Iranian authorities are silent on whether Ghafouri’s activism played a role in his exclusion from the national team. He represents the Khuzestan Foolad team in Ahvaz, a city in the southwest. Later on Thursday, according to the unofficial ILNA news agency, the club’s chairman, Hamidreza Garshasbi, resigned.
One of the biggest challenges to Iran’s ruling clerics since the 1979 Islamic Revolution that put them in power, the protests show no signs of abating. Rights organizations claim that security forces beat and arrested protesters as well as used live ammunition and bird shot on them, with much of the violence being captured on video. Iran executed a person last week for taking part in the demonstrations.
At least 442 protesters have been killed and more than 18,000 detained since the start of the unrest, according to Human Rights Activists in Iran, a group that has been monitoring the protests.
The U.N. Human Rights Council voted Thursday to condemn the crackdown and to create an independent fact-finding mission to investigate alleged abuses, particularly those committed against women and children.
Authorities have blamed the unrest on hostile foreign powers, without providing evidence, and say separatists and other armed groups have attacked security forces. Human Rights Activists in Iran says at least 57 security personnel have been killed, while state media have reported a higher toll.
The protesters say they are fed up after decades of social and political repression, including a strict dress code imposed on women. Young women have played a leading role in the protests, stripping off the mandatory Islamic headscarf to express their rejection of clerical rule.
Some Iranians are actively rooting against their own team at the World Cup, associating it with rulers they view as violent and corrupt. Others insist the national team, which includes players who have spoken out on social media in solidarity with the protests, represents the country’s people.
The team’s star forward, Sardar Azmoun, who has been vocal about the protests online, was on the bench during the opening match.
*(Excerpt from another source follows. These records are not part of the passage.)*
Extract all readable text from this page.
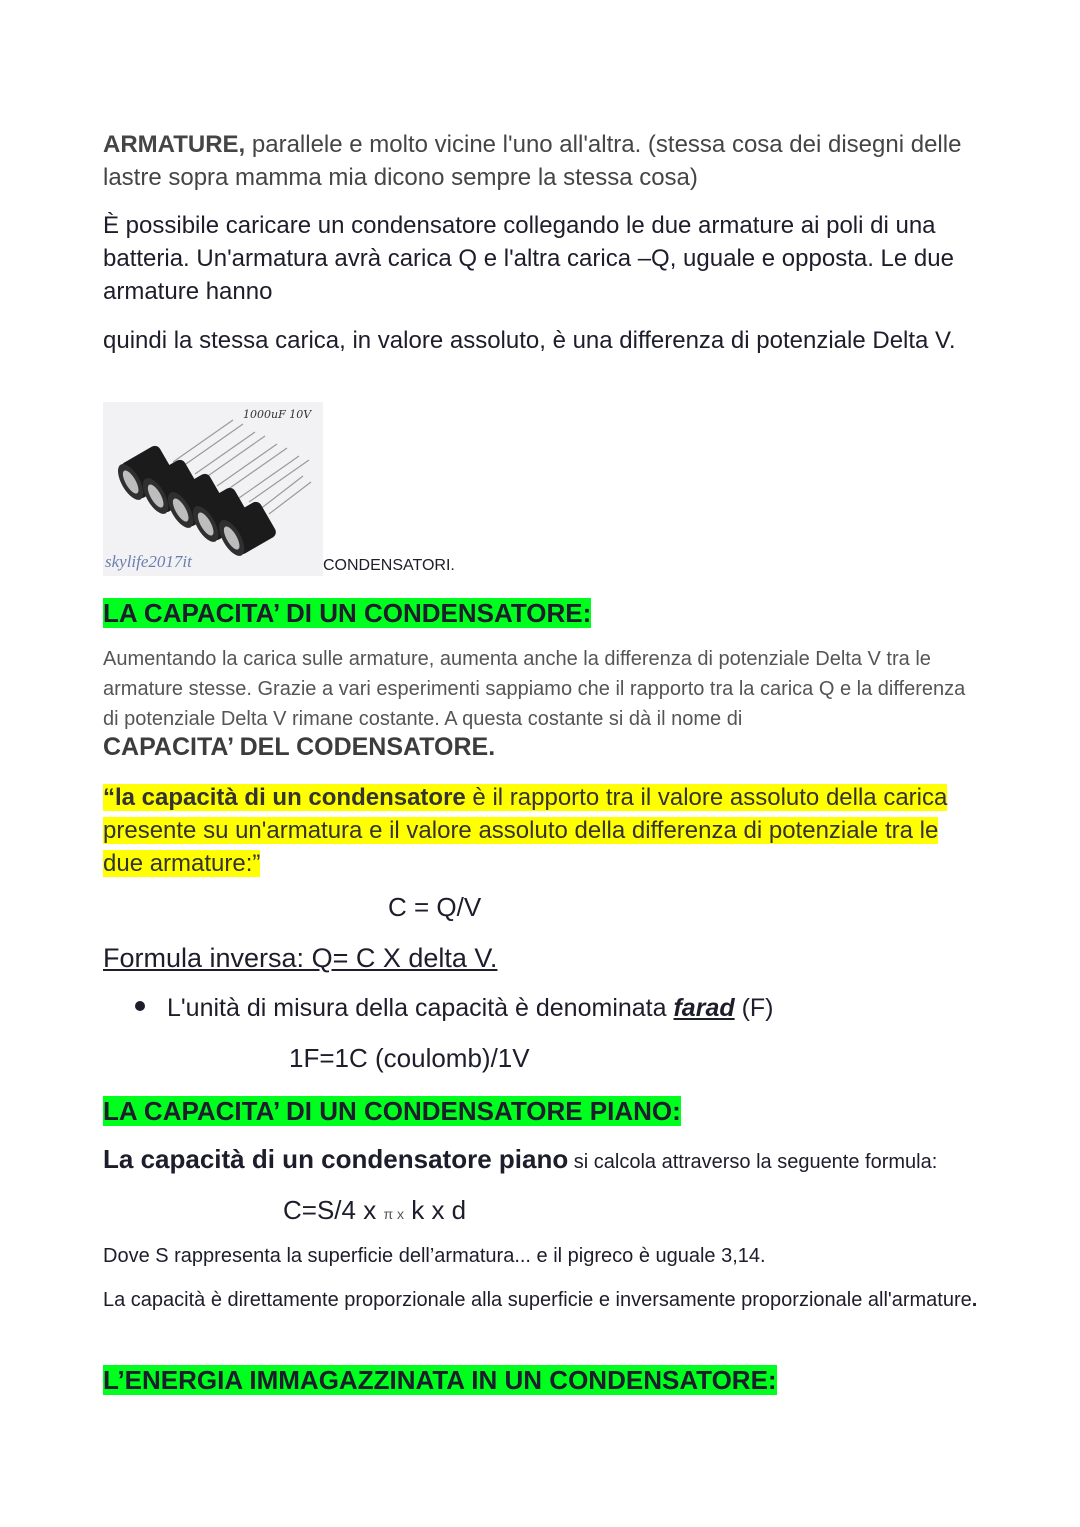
ARMATURE, parallele e molto vicine l'uno all'altra. (stessa cosa dei disegni delle lastre sopra mamma mia dicono sempre la stessa cosa)

È possibile caricare un condensatore collegando le due armature ai poli di una batteria. Un'armatura avrà carica Q e l'altra carica –Q, uguale e opposta. Le due armature hanno

quindi la stessa carica, in valore assoluto, è una differenza di potenziale Delta V.

1000uF 10V
skylife2017it	CONDENSATORI.
LA CAPACITA’ DI UN CONDENSATORE:

Aumentando la carica sulle armature, aumenta anche la differenza di potenziale Delta V tra le armature stesse. Grazie a vari esperimenti sappiamo che il rapporto tra la carica Q e la differenza di potenziale Delta V rimane costante. A questa costante si dà il nome di

CAPACITA’ DEL CODENSATORE.

“la capacità di un condensatore è il rapporto tra il valore assoluto della carica presente su un'armatura e il valore assoluto della differenza di potenziale tra le due armature:”

C = Q/V
Formula inversa: Q= C X delta V.
L'unità di misura della capacità è denominata farad (F)
1F=1C (coulomb)/1V
LA CAPACITA’ DI UN CONDENSATORE PIANO:
La capacità di un condensatore piano si calcola attraverso la seguente formula:
C=S/4 x π x k x d

Dove S rappresenta la superficie dell’armatura... e il pigreco è uguale 3,14.

La capacità è direttamente proporzionale alla superficie e inversamente proporzionale all'armature.

L’ENERGIA IMMAGAZZINATA IN UN CONDENSATORE:
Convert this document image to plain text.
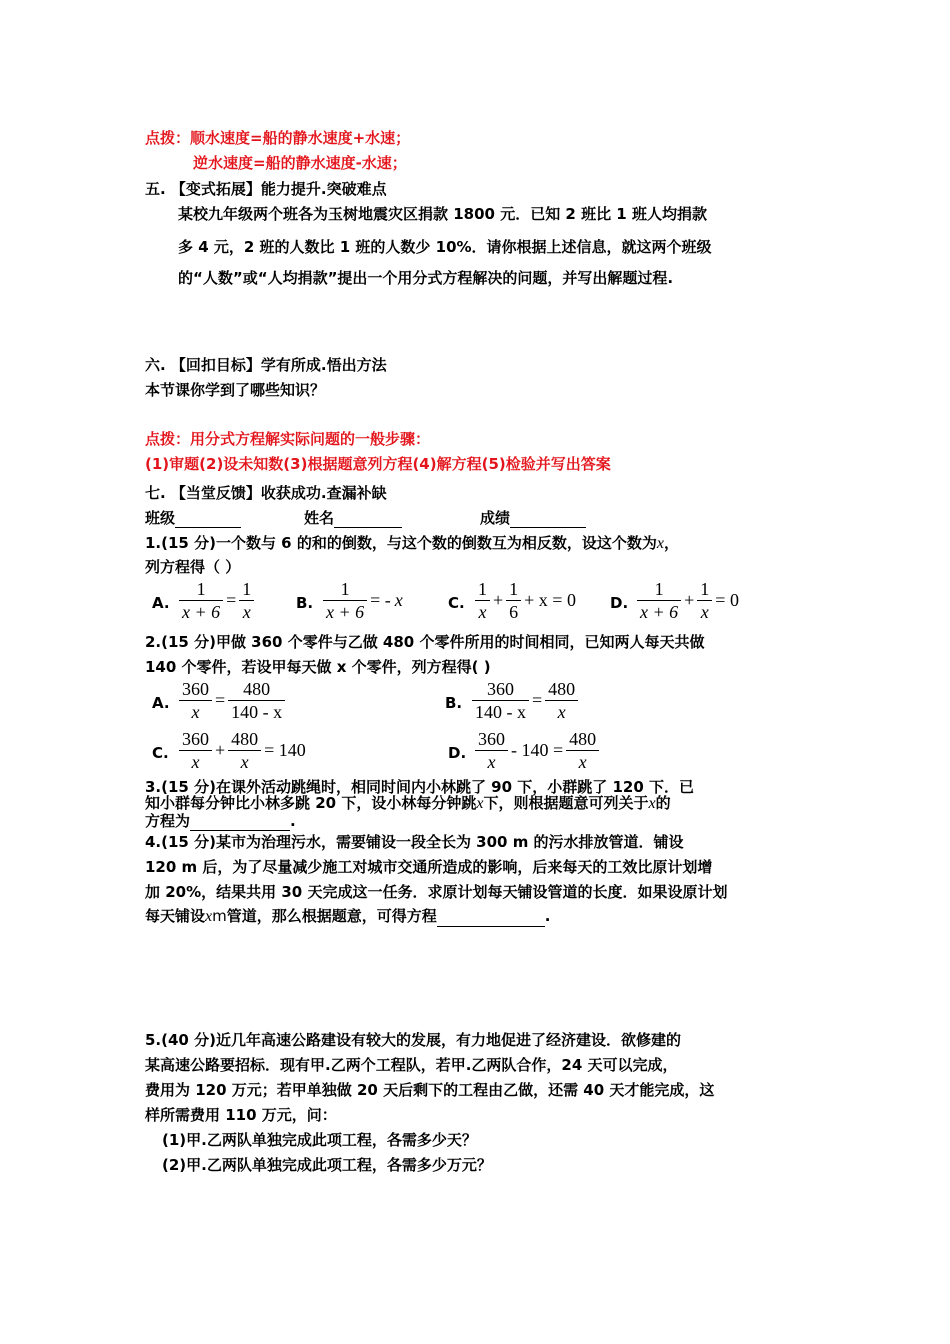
点拨：顺水速度=船的静水速度+水速；
逆水速度=船的静水速度-水速；
五. 【变式拓展】能力提升.突破难点
某校九年级两个班各为玉树地震灾区捐款 1800 元．已知 2 班比 1 班人均捐款
多 4 元，2 班的人数比 1 班的人数少 10%．请你根据上述信息，就这两个班级
的“人数”或“人均捐款”提出一个用分式方程解决的问题，并写出解题过程.
六. 【回扣目标】学有所成.悟出方法
本节课你学到了哪些知识？
点拨：用分式方程解实际问题的一般步骤：
(1)审题(2)设未知数(3)根据题意列方程(4)解方程(5)检验并写出答案
七. 【当堂反馈】收获成功.查漏补缺
班级	姓名	成绩
1.(15 分)一个数与 6 的和的倒数，与这个数的倒数互为相反数，设这个数为x，
列方程得（ ）
A. $\frac{1}{x + 6} = \frac{1}{x}$	B. $\frac{1}{x + 6}$ = - x	C. $\frac{1}{x} + \frac{1}{6} + x = 0$ D. $\frac{1}{x + 6} + \frac{1}{x} = 0$
2.(15 分)甲做 360 个零件与乙做 480 个零件所用的时间相同，已知两人每天共做
140 个零件，若设甲每天做 x 个零件，列方程得( )
A. $\frac{360}{x} = \frac{480}{140 - x}$	B. $\frac{360}{140 - x} = \frac{480}{x}$
C. $\frac{360}{x} + \frac{480}{x} = 140$	D. $\frac{360}{x} - 140 = \frac{480}{x}$
3.(15 分)在课外活动跳绳时，相同时间内小林跳了 90 下，小群跳了 120 下．已
知小群每分钟比小林多跳 20 下，设小林每分钟跳x下，则根据题意可列关于x的
方程为	.
4.(15 分)某市为治理污水，需要铺设一段全长为 300 m 的污水排放管道．铺设
120 m 后，为了尽量减少施工对城市交通所造成的影响，后来每天的工效比原计划增
加 20%，结果共用 30 天完成这一任务．求原计划每天铺设管道的长度．如果设原计划
每天铺设xm管道，那么根据题意，可得方程	.
5.(40 分)近几年高速公路建设有较大的发展，有力地促进了经济建设．欲修建的
某高速公路要招标．现有甲.乙两个工程队，若甲.乙两队合作，24 天可以完成，
费用为 120 万元；若甲单独做 20 天后剩下的工程由乙做，还需 40 天才能完成，这
样所需费用 110 万元，问：
(1)甲.乙两队单独完成此项工程，各需多少天？
(2)甲.乙两队单独完成此项工程，各需多少万元？
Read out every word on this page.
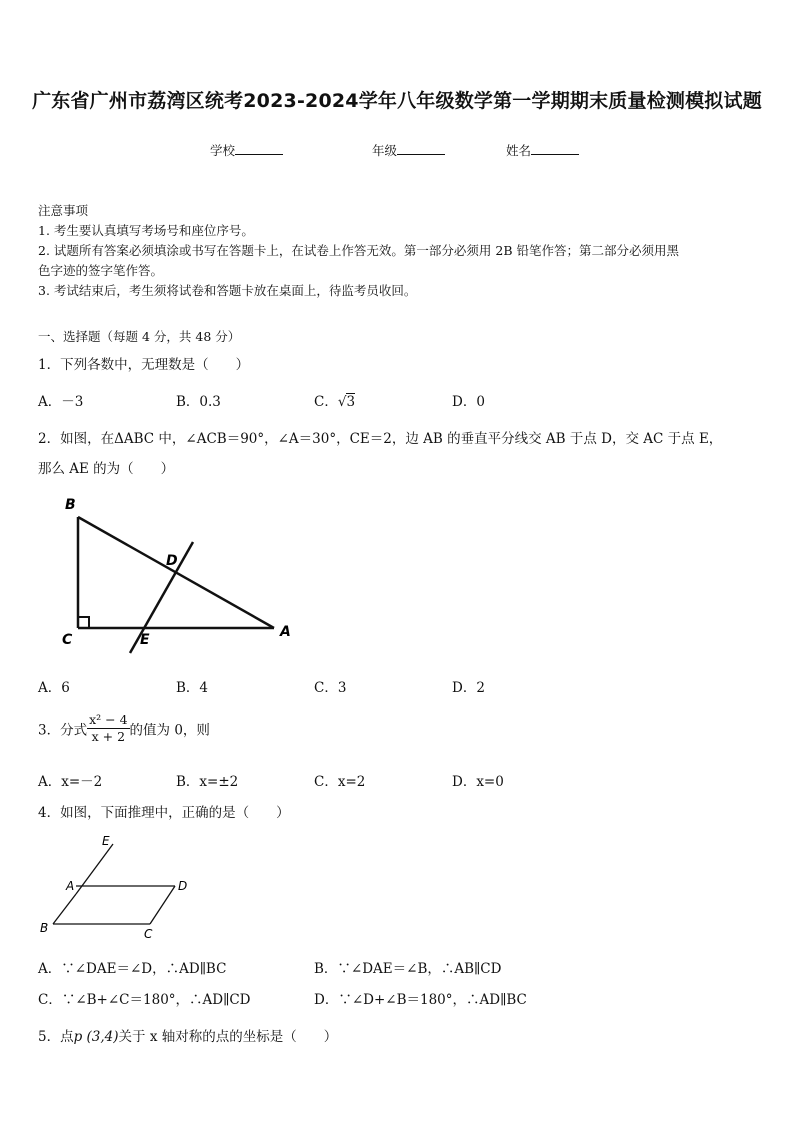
广东省广州市荔湾区统考2023-2024学年八年级数学第一学期期末质量检测模拟试题
学校	年级	姓名
注意事项
1. 考生要认真填写考场号和座位序号。
2. 试题所有答案必须填涂或书写在答题卡上，在试卷上作答无效。第一部分必须用 2B 铅笔作答；第二部分必须用黑
色字迹的签字笔作答。
3. 考试结束后，考生须将试卷和答题卡放在桌面上，待监考员收回。
一、选择题（每题 4 分，共 48 分）
1．下列各数中，无理数是（　　）
A．－3	B．0.3	C．√3	D．0
2．如图，在ΔABC 中，∠ACB＝90°，∠A＝30°，CE＝2，边 AB 的垂直平分线交 AB 于点 D，交 AC 于点 E，
那么 AE 的为（　　）
B
C
D
E	A
A．6	B．4	C．3	D．2
3．分式 $\frac{\text{x² − 4}}{x + 2}$ 的值为 0，则
A．x=－2	B．x=±2	C．x=2	D．x=0
4．如图，下面推理中，正确的是（　　）
E
A	D
B	C
A．∵∠DAE＝∠D，∴AD∥BC	B．∵∠DAE＝∠B，∴AB∥CD
C．∵∠B+∠C＝180°，∴AD∥CD	D．∵∠D+∠B＝180°，∴AD∥BC
5．点p (3,4)关于 x 轴对称的点的坐标是（　　）
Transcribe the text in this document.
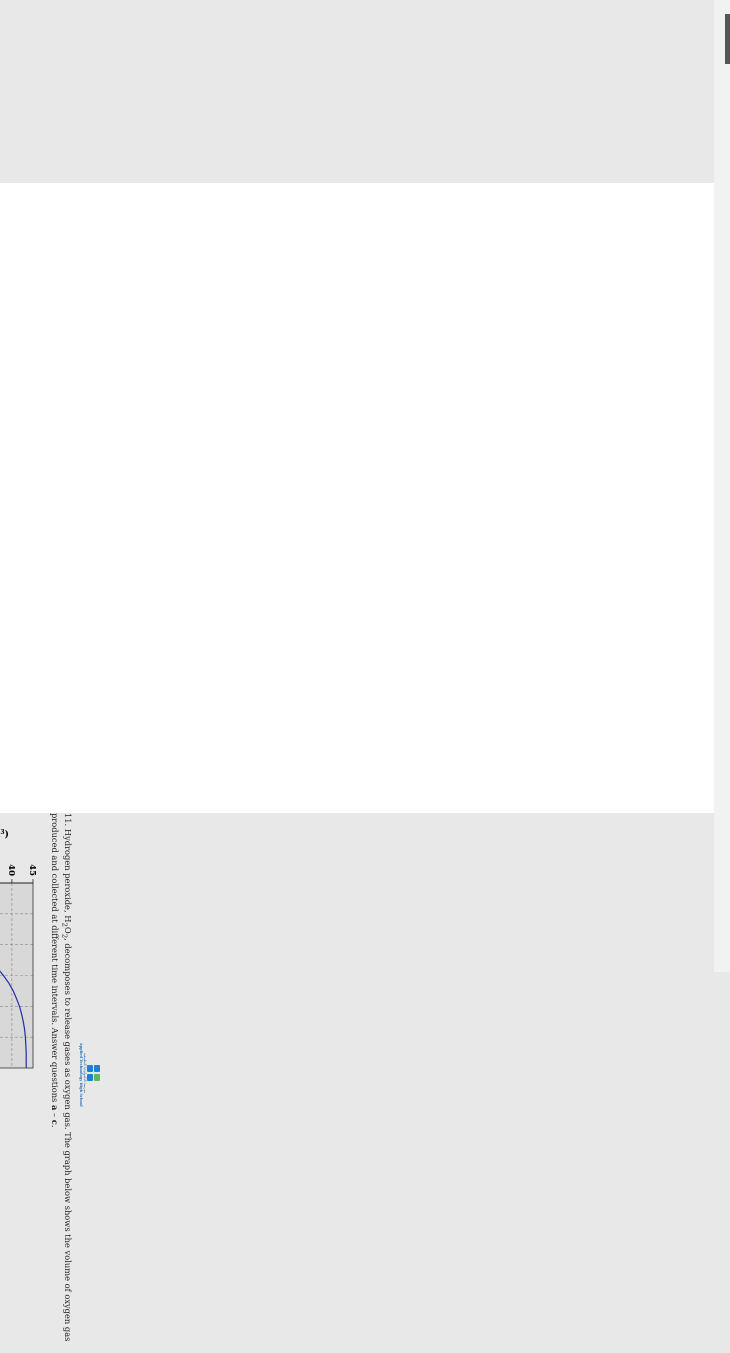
مدرسة التكنولوجيا التطبيقية
Applied Technology High School
11. Hydrogen peroxide, $H_2O_2$, decomposes to release gases as oxygen gas. The graph below shows the volume of oxygen gas produced and collected at different time intervals. Answer questions a – c.
40 45
$^3$)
In addition to Ghafouri, two other former soccer stars have been arrested for expressing support for the protests.
Other Iranian athletes have also been drawn into the struggle.
At a global competition in South Korea in October, Iranian rock climber Elnaz Rekabi competed without donning the required headscarf, a decision that was widely interpreted as showing support for the demonstrations. Upon her return to Iran, protesters gave her a hero’s welcome while she claimed that the action was “unintentional” in a possible coerced interview with state media.
After Iran’s beach soccer team defeated Brazil at an international competition in Dubai earlier this month, the Iranian Football Federation threatened to punish the players on the team. After scoring a goal, one of the players mimicked a female protester cutting off her hair as a way to celebrate.